È vero, i cristiani hanno paura di tornare sia a livello fisico sia a livello economico. Ma la situazione migliora di giorno in giorno ed anche i cristiani stanno ripopolando la Siria e le chiese che la compongono. La speranza c’è e dobbiamo alimentarla anche noi, ogni giorno, aiutando i nostri fratelli cristiani siriani.

#In cosa consiste il vostro progetto "Nella casa del Padre" per la ricostruzione di una chiesa ad Homs?

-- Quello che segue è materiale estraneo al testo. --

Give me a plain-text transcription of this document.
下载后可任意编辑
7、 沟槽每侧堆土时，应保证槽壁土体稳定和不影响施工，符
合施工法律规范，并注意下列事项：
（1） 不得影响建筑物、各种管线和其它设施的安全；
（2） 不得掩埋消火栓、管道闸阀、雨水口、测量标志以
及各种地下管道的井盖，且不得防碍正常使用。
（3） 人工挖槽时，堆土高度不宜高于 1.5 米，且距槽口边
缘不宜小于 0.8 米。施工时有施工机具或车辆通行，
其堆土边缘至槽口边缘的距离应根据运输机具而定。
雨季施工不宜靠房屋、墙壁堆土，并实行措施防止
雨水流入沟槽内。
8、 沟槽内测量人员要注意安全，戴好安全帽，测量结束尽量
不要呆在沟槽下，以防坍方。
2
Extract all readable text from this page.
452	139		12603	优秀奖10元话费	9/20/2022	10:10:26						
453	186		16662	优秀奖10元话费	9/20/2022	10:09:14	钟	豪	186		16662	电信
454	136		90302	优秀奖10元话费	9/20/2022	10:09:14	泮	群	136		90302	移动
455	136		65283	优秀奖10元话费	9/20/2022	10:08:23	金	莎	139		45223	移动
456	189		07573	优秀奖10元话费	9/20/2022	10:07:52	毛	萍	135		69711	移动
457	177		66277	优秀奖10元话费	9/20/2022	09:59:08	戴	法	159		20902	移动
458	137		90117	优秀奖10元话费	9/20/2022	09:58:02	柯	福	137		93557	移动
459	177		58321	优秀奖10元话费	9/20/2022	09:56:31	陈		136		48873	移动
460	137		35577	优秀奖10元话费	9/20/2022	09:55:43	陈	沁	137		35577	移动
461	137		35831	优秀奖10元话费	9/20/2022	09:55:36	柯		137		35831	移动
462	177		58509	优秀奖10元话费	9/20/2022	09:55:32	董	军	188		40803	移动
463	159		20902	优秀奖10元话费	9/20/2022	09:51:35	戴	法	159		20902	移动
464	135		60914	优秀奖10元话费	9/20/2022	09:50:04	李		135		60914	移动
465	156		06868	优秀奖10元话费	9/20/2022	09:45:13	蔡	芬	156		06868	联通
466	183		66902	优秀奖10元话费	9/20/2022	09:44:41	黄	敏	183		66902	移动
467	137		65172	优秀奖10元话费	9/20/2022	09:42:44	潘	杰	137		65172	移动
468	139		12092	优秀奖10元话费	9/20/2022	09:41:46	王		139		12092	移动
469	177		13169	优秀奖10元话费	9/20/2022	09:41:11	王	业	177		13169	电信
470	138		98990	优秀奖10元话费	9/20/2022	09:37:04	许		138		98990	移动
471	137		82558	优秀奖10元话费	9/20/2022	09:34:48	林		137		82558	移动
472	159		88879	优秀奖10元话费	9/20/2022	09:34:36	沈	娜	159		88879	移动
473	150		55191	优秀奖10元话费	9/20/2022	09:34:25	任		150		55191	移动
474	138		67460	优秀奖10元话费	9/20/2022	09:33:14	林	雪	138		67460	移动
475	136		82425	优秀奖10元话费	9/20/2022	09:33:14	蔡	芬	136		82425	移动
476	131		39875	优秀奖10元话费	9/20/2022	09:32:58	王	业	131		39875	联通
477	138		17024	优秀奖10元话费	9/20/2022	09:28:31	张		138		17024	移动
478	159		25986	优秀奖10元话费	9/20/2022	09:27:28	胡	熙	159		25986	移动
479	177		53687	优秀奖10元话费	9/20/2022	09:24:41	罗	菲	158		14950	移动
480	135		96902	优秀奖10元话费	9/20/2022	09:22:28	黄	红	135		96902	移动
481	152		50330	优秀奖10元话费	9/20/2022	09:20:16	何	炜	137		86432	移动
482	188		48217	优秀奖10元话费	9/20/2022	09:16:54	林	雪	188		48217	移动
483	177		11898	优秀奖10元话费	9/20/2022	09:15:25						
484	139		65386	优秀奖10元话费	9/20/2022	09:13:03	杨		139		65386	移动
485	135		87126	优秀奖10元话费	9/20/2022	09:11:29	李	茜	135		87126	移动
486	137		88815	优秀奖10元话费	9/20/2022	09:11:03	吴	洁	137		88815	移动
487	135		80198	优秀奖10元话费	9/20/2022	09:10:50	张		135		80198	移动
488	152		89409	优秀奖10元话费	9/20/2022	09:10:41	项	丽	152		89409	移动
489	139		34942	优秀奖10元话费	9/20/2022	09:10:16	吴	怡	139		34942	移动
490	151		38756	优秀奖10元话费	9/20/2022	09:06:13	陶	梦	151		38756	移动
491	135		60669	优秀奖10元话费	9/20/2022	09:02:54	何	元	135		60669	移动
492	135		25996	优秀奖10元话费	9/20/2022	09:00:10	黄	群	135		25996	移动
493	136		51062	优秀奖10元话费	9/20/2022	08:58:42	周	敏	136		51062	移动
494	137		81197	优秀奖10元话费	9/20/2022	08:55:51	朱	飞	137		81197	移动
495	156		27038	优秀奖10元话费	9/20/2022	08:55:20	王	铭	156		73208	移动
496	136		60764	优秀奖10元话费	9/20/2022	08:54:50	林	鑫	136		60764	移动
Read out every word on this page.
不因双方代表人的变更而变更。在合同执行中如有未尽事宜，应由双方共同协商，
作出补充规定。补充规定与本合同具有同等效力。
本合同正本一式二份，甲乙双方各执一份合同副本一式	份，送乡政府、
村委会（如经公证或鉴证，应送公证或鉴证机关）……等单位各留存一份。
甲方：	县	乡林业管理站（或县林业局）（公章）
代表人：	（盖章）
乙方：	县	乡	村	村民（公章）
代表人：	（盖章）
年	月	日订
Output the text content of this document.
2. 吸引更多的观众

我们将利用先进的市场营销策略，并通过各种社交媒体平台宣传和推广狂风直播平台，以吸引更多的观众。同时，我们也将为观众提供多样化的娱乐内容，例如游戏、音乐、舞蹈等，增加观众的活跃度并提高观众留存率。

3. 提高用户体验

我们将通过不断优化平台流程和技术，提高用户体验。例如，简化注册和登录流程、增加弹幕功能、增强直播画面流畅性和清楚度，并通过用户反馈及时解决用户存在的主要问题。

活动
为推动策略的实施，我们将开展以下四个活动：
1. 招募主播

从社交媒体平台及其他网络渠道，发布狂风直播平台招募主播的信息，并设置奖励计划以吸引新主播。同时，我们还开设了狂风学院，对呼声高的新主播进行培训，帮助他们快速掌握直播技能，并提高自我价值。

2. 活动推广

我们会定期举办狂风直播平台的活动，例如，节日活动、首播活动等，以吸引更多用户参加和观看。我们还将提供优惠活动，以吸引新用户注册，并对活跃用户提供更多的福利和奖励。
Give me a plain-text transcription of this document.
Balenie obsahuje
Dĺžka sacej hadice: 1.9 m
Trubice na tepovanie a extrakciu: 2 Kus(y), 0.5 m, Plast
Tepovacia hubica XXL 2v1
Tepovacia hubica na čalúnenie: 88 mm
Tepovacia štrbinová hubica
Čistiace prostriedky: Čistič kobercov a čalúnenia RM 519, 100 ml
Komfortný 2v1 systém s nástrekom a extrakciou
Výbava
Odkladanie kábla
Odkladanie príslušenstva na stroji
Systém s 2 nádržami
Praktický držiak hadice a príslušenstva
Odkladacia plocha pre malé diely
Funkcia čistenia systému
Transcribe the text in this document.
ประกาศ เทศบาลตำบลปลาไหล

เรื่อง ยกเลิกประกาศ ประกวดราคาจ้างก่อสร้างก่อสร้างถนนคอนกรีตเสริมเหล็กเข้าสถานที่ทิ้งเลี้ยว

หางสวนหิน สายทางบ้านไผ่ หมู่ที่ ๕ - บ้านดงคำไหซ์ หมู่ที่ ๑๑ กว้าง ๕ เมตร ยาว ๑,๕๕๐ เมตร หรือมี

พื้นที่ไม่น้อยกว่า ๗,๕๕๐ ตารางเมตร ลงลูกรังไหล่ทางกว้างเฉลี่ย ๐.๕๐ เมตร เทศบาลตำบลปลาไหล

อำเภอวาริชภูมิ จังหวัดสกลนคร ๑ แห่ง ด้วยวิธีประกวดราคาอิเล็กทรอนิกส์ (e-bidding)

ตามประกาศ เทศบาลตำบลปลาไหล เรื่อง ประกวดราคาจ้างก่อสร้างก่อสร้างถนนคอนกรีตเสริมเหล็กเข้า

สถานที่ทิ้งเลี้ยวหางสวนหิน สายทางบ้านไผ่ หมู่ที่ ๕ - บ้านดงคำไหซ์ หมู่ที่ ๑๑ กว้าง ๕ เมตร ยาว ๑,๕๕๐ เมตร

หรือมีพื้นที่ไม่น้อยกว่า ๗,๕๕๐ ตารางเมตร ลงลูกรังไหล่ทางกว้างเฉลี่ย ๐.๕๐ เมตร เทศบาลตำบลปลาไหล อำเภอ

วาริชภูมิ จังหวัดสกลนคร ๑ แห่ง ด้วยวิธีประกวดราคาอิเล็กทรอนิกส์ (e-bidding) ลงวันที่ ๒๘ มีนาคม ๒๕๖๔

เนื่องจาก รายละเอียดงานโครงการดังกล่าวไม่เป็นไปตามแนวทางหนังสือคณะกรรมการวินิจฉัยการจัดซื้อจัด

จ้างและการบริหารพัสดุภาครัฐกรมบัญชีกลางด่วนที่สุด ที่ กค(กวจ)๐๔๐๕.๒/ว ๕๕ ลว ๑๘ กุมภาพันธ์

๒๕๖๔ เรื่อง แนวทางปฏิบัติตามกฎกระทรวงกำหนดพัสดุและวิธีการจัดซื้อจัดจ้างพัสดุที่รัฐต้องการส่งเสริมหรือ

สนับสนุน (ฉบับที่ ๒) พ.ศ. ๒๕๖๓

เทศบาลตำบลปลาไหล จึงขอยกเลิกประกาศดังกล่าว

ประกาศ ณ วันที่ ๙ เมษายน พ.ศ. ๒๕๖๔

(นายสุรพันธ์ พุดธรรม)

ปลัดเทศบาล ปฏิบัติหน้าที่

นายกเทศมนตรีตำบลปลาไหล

L’associazione quest’anno ha deciso di tornare in Siria, nello specifico ad Homs. Homs non è una città come tante altre e non solo per i suoi 2300 anni di storia ma perché è considerata, insieme a Damasco e ad Aleppo, una delle città più importanti della Siria. È la terza città siriana, dopo Dar’a e Hama, ad essere stata investita dalle manifestazioni di dissenso e rivolta verso il governo Assad che hanno infiammato il Paese dal marzo del 2011. Passata alla cronaca come la “capitale della rivoluzione”, la città è oggi distrutta: interi quartieri sono stati rasi al suolo, palazzi chiese e moschee sono ora un cumulo di macerie. Manifestazioni e disordini hanno spalancato le porte ai terroristi islamici di Daesh, supportati dai foreign fighters, mercenari al soldo di Qatar e Arabia Saudita affinché trasformassero le proteste in rivolte e le rivolte in guerra. Una guerra che - è bene ricordarlo - ha causato circa 465 mila morti e più di 11 milioni di sfollati. Dei terroristi non c’è più traccia ormai da tempo ad Homs e nella sua città vecchia, dove per mesi gli abitanti sono stati tenuti in ostaggio dai gruppi jihadisti. La città contava più di un milione di abitanti e adesso la sfida più grande, come in tutta la Siria del resto, è quella della sua ricostruzione e del suo ripopolamento. Ciò che rimane, dopo anni di un'estenuante lotta al terrorismo, è una ardente voglia di ricominciare. I cristiani, prima della guerra, rappresentavano il 10% della popolazione e garantivano insieme al governo la diversità religiosa e culturale della Siria perciò la rinascita del Paese non può prescindere dalla ricostruzione dei luoghi sacri cristiani. La chiesa di St. George dalla guerra ne è uscita devastata: il tetto crollato, gli altari distrutti, le icone bruciate. I lavori di riqualificazione in questi anni sono andati avanti ma i fedeli di St. George hanno bisogno del nostro aiuto, gli è stato portato via tutto ma non la loro fede. A loro e alla loro chiesa, simbolo della resistenza contro la barbarie, doneremo delle panche per consentire così di poter ritornare a pregare. Il costo di una singola panca - costruita in Siria da artigiani locali - è di 120 euro. Chiediamo a tutti di aiutarci a portare avanti questo progetto. Incideremo il nome di chi ci aiuterà su una targhetta a ricordo della sua solidarietà. L'ISIS ha distrutto, noi ricostruiamo.